I'm currently working on implementing LZW compression and decompression methods from FFmpeg source code to my project. What i stumbled upon is that the size of output buffer (where compressed data will be stored) needs to be bigger than size of input buffer that we want to compress. Isn't that contradictionary to the compression itself?
Next part of the code is located in ff_lzw_encode() function which is part of lzwenc.c source file.
if (insize * 3 > (s->bufsize - s->output_bytes) * 2)
{
printf("Size of output buffer is too small!\n");
return -1;
}
For my particular example, i'm trying to compress raw video frames before sending them locally. But if i allocate memory for a buffer that is size of (insize * 3) / 2
(where compressed data will be stored), wouldn't that take more time to send using send()

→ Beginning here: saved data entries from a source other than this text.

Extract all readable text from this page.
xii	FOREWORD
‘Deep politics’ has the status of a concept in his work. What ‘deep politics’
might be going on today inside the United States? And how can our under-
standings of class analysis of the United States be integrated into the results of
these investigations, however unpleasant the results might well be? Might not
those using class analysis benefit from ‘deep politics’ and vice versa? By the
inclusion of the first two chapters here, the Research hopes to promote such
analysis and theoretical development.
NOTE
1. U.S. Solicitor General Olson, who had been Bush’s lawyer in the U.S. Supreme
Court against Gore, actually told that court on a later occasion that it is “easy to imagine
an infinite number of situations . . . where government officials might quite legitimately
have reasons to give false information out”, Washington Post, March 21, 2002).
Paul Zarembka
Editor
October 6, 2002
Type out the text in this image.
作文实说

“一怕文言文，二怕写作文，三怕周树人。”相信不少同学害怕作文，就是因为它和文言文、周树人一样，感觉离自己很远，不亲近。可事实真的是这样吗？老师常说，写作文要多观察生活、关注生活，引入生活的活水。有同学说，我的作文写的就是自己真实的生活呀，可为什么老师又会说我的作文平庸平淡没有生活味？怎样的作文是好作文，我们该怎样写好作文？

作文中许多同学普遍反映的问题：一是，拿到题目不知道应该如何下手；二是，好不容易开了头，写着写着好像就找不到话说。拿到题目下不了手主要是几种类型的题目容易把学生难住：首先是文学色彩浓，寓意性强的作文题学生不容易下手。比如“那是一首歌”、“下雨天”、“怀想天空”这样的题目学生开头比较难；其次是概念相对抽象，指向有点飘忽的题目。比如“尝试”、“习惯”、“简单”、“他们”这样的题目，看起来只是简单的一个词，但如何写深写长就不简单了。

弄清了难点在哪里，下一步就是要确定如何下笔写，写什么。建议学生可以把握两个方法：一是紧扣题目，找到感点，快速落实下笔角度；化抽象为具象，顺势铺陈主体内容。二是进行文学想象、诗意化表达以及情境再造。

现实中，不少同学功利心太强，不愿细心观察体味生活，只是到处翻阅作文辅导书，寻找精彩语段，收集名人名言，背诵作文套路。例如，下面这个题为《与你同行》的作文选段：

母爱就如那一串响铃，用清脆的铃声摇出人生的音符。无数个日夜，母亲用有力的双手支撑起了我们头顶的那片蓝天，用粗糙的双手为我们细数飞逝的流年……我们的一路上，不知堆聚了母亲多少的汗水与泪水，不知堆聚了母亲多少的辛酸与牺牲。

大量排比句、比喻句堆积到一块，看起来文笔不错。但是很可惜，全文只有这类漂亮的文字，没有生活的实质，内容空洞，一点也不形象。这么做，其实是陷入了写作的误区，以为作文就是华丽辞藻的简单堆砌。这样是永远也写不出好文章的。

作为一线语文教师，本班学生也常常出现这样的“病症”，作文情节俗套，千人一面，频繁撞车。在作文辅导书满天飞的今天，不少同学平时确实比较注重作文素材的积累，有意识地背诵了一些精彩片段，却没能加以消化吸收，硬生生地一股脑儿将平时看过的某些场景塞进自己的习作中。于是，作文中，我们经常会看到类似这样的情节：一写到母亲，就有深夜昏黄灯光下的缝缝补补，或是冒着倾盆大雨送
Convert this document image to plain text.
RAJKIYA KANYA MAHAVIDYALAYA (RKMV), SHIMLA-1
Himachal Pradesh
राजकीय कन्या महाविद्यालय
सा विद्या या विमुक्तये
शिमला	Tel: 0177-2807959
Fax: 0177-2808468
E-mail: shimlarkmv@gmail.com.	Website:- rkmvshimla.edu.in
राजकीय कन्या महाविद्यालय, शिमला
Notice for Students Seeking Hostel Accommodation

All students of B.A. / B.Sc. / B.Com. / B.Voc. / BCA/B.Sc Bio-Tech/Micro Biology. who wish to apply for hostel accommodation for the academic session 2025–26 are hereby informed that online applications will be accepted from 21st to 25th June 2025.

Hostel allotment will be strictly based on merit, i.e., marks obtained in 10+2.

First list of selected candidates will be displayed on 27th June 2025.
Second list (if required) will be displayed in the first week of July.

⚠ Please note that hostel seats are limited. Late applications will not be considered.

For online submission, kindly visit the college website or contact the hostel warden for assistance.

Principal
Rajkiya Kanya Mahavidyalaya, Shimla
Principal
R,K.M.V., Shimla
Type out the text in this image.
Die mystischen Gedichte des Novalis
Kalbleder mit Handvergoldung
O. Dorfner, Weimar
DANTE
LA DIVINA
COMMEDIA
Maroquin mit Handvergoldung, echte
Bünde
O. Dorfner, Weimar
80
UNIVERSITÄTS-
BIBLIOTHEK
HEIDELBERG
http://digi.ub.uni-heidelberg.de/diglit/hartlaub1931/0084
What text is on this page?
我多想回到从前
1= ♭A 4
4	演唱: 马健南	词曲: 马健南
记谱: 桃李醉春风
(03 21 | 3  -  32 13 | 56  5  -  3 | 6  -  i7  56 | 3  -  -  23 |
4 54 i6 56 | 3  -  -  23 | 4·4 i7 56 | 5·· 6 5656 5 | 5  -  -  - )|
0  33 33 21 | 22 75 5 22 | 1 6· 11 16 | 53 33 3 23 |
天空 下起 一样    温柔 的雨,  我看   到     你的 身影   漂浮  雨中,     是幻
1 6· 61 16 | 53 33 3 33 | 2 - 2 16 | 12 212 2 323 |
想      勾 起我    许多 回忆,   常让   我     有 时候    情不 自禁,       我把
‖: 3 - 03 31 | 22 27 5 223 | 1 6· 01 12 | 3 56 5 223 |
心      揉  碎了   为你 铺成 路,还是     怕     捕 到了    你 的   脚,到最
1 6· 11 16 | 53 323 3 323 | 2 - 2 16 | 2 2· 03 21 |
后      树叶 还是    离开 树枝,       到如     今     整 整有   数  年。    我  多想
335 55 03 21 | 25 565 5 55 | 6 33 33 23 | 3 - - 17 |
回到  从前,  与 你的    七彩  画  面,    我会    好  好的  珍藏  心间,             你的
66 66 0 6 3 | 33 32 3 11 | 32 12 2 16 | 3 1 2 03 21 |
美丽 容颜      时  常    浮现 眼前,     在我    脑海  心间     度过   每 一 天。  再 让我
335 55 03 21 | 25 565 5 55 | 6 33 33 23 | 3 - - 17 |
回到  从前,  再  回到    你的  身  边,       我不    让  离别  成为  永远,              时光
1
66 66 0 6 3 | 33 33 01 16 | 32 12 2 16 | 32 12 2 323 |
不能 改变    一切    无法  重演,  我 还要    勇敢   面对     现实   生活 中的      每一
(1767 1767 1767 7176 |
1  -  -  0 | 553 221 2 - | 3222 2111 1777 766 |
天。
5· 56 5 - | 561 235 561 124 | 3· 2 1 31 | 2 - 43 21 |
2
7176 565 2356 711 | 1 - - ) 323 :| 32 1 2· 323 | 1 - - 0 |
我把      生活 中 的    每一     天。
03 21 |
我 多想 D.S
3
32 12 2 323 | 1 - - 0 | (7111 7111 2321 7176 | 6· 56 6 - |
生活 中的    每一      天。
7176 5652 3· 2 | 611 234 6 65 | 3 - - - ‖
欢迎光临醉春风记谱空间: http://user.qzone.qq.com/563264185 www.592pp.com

function than sending raw buffer which is size of insize
?
You cannot guarantee that the 'compressed' form is of less than or even equal size as the input. Think about the worst case of purely random data which cannot be compressed in any way and, best case, will be compressed to 100% its original size; in addition to that some compression metadata or escape sequences will need to be added resulting in e.g. 100% + 5 bytes.
In fact, 'compressing' incompressible data to "only" 100% it's original size is usually not happening automatically. If the algorithm just tries to compress the input normally, the result may even be significantly larger than the input. Smart compression tools detect this situation and fall back to send that chunk of data uncompressed instead, then adding some metadata to at least indicate that the chunk is uncompressed.
The buffer you have allocated must be large enough to contain the worst case number of 'compressed' bytes, hence the need for some 'headroom'.
wouldn't that take more time to send using send() function than sending raw buffer
Yes, it would. That's why you don't send the whole (allocated) buffer but only as many bytes from that buffer as the compression function indicates it has used.